5 of 5 people found the following review helpful:
5.0 out of 5 stars A great book on an important topic, 31 July 2005
By Ann G. Serow - Published on Amazon.com
This review is from: Carry Me Back: The Domestic Slave Trade in American Life (Hardcover)
I read Steven Deyle's book, Carry Me Back, on the recommendation of a review by Benjamin Schwarz in the June 2005 edition of the Atlantic Monthly. Schwarz praised Carry Me Back as "a fine book - by far the best work to date on the subject." Schwarz also pointed out that Deyle "takes a broad view" of the domestic slave trade and "he approaches the subject with nuance." I found the book persuasively argued and a pleasure to read. Although my doctorate is in political science, I am a history teacher and I strongly recommend Carry Me Back to any student of US history.

4 of 4 people found the following review helpful:
5.0 out of 5 stars Great Book, 5 Sep 2006
By pj - Published on Amazon.com
This review is from: Carry Me Back: The Domestic Slave Trade in American Life (Paperback)
I picked up Carry Me Back based just on the subject and I expected a kind of standard treatment of slave trading as a business: so many people were sold to such and such states etc.

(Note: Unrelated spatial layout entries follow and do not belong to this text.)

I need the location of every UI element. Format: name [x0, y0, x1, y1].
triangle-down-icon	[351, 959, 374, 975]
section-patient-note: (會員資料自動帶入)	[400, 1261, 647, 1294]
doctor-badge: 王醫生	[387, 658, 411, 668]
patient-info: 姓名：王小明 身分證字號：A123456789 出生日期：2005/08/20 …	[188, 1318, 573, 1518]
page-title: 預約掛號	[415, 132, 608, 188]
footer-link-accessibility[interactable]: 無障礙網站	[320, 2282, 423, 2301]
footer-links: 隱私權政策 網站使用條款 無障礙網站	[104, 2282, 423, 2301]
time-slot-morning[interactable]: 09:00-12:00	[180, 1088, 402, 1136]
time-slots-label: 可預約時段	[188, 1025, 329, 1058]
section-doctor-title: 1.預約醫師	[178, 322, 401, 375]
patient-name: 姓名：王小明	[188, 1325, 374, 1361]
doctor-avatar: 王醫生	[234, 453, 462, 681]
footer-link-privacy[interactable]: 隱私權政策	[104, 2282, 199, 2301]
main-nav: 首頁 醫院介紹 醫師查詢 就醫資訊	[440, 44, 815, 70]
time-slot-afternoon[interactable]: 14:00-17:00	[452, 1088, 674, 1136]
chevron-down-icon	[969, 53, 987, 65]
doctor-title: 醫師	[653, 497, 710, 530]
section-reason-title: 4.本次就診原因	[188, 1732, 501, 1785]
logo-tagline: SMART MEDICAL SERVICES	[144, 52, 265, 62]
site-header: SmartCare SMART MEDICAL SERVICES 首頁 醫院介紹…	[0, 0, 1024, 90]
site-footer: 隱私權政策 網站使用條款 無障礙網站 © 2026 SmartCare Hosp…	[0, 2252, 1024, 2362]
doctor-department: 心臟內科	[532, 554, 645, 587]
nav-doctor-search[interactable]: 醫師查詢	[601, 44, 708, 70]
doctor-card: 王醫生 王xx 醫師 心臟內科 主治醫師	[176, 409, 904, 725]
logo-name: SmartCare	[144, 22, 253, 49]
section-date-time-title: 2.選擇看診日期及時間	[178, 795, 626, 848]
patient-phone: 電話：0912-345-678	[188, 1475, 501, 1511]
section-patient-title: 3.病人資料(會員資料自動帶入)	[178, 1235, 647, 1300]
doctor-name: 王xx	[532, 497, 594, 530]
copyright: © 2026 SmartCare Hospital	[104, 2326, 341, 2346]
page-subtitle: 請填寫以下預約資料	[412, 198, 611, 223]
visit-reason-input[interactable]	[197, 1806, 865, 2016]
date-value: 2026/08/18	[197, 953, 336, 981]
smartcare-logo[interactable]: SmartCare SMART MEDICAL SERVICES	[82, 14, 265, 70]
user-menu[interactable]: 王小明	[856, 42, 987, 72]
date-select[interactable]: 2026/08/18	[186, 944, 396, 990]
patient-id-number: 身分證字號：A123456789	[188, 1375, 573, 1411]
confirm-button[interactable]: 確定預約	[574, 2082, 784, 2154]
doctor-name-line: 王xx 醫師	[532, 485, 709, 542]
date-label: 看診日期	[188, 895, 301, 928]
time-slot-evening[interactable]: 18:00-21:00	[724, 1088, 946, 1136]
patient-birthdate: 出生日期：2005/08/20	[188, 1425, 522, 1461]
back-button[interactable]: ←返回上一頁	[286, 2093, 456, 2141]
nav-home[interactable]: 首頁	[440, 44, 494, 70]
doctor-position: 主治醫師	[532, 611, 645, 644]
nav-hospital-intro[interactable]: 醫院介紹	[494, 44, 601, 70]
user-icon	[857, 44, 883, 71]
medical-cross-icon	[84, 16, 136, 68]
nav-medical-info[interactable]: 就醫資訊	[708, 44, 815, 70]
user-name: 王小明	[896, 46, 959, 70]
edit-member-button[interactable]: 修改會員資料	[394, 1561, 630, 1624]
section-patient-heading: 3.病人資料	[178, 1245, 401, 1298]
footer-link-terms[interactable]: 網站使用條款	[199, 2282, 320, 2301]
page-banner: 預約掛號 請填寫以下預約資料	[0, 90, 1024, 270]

This book does contain some of that but it has much more. Carry Me Back has an important argument about the nature of American slavery and sectionalism within the South. The book puts the slave trade at the center of American slavery showing how the money generated by the trade both reinforced slavery and led to doubts about its future. Deyle also shows how the increasing commodification of slaves altered the very way in which slavery was perceived by slaveowners and non-slaveowners. This is a must have for anyone who wants to understand American slavery.